So, when should you take your child to the dentist for the first time? There seems to be a lot of misinformation around about when you should take your baby for their first check up. Shortly before Autumn turned 6 months old, I went to a class at one of our local Children’s Centres. As well as learning about weaning, we learnt about dental care too. It turns out that where I’m based in Medway there’s a scheme where babies are given a Medway Smiles passport. It’s encouraged that they first go to the dentist between 6 and 8 months old.
Here’s some more information how to look after your baby’s precious teeth as well as a giveaway! The prizes you’re in with a chance to win will help you to protect those pearly whites.
Autumn’s first dentist visit
However, when I got to the dentists, they seemed to not know quite what to do with her. At 7 months old, she didn’t have any teeth. Typically, her first one came through about a week after our appointment! However, in the class I’d gone to, we were told it was important to have a dental check. We were told we needed to even if they DIDN’T have any teeth! They can still check gum health, which is incredibly important.
We probably spent about 2 minutes in the dentist’s room where the dentist had a little bit of a feel of Autumn’s gums. Then she acted like we were being a little over zealous, telling us that she would get teeth in the next few months (well, yes, I’d expect them! You don’t need to have a dental qualification to tell me that!)
I felt a little downbeat, but knew I’d done the right thing. After all, it was what was recommended! It seems as though a lot of parents don’t really know when they should take their children to the dentist for the first time though. I’ve heard people told that they don’t need to take their baby until they’ve got a tooth or several teeth. Believe it or not, someone told me that they were told their child didn’t need a dental check up until they had ALL their teeth. Yet another couple of people have told me they were told between the ages of 2 and 3!
Something needs to change! Many dentists don’t seem to know why babies are being brought to them or what to do. There’s also a lot of confusion for parents. More information is needed and that’s what I’m aiming to do in this post!
Following a recent conference, the #DCby1 DENTAL CHECK BY ONE campaign was launched. The British Society of Paediatric Dentistry’s 65th Annual Scientific Conference was held in Manchester from 19th-22nd September. It aims to educate parents on how important dental checks by the age of one are to children’s long term oral health.

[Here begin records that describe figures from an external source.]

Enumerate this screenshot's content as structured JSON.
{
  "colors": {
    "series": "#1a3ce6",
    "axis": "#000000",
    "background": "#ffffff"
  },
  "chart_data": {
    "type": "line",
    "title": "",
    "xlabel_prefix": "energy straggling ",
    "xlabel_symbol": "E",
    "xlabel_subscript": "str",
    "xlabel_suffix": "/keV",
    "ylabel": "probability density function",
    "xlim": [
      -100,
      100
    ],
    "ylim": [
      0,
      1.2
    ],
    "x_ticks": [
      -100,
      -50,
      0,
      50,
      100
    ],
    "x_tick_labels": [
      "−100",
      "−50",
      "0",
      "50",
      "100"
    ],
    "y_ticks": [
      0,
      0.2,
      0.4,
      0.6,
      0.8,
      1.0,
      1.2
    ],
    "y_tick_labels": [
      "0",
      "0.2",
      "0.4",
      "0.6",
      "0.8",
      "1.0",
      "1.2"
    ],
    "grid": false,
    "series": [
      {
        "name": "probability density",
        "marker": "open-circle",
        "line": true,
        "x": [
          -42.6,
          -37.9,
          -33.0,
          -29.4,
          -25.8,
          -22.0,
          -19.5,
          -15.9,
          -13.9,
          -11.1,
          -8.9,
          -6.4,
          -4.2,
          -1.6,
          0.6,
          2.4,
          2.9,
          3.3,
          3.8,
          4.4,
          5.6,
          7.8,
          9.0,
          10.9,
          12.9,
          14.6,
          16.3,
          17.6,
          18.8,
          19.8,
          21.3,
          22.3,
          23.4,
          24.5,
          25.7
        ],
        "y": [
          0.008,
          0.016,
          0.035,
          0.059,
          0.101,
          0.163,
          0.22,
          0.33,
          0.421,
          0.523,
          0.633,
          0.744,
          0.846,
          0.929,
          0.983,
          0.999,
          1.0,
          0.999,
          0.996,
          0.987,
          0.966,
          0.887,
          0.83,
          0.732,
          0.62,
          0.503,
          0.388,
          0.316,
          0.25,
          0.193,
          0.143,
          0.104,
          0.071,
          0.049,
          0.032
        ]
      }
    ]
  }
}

The role that Health Visitors can play in that was also identified. It would seem that not all Health Visitors around the country are as aware of the necessity of early dental checks as the ones in Medway are.
There are scarily high levels of tooth decay in children, which is completely unnecessary. More education is needed so that parents know what they can do to keep their children’s teeth and mouths in good health, preventing unnecessary fillings and potentially orthodontic work in later life.

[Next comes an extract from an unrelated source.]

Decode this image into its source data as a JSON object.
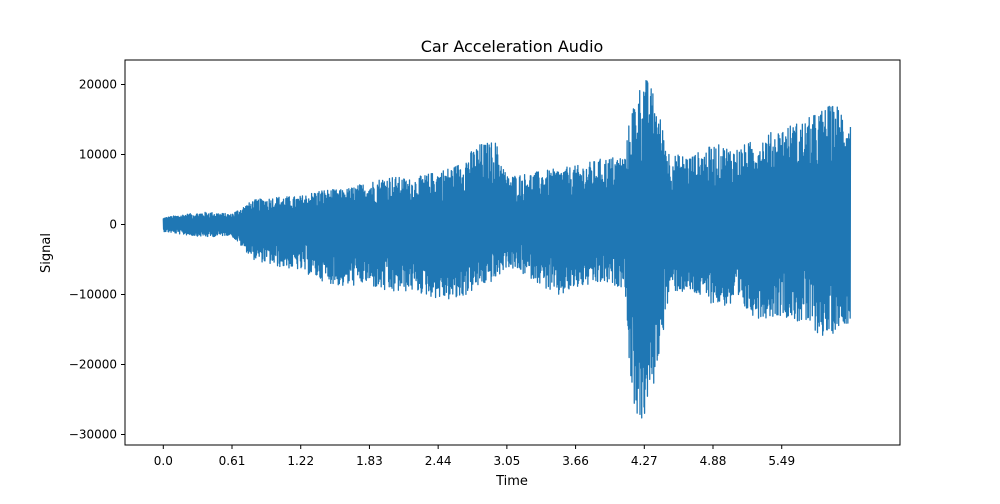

In light of the conference, they have launched an initiative in which Health Visitors will be given a free Bickiepeg Finger Toothbrush & Gum Massager as well as a Doidy Cup.
Finger Toothbrush & Gum Massager
This toothbrush and gum massager fits nicely on the tip of your finger. It allows you to clean your baby’s first teeth and massage their gums. It’s a much more controlled and less invasive way than using a toothbrush. Just as with adults, it’s important that teeth are cleaned morning and night. It is important to clean teeth as soon as they come through. Meanwhile, making sure your baby’s gums are clean makes sure that their mouths are in good condition ready for new teeth!
This brush is a good way to introduce babies to brushing in the early days. One side has soft bristles and the other side is slightly dimpled that allows you to give your child’s gums a soothing massage.
This product is suitable for babies between the age of 6 and 18 months. Autumn is coming up to the latter end of the age bracket and is very independently minded, so she keeps trying to do it herself if I use this to brush her teeth! However, I had something similar when she was 6 months and it worked very well for us when she was younger. I think it just depends on your child’s nature, as I expect many people will be able to use it up to 18 months.
You may have seen news stories about how beakers with spouts or teated bottles can damage teeth. This unique slanted cup helps to teach your child how to drink from the edge of an open cup. This has been shown to help prevent premature tooth decay, poor deefing techniques and delayed speech development. It helps to encourage good oral movements and helps to develop chewing skills through the use of the jaw, tongue and mouth muscles. They are suitable for both breastfed and bottle fed babies.
It takes a little getting used to, perhaps especially if your baby has been used to spouts or teats. However, when I hold it for Autumn, she seems to get on with it very well. She just needs to learn to watch the level of the water in her cup as she tilts it when she holds it independently. Currently, I’m not sure she does that, as she tends to drench herself! I think she is getting better though – practice makes perfect!
By October, Bickiepegs had already reached out to 2500 Health Visitors, so you may be offered these products soon if you haven’t already! I also have 5 sets for you to win, as well as Bickiepegs natural teething biscuits!
Are you surprised that babies should be taken to the dentist by one? When did you first take your child to the dentist?
Disclosure: This post was written in collaboration with Bickiepegs. I received a finger toothbrush & gum massager and doidy cup for the purpose of writing this article.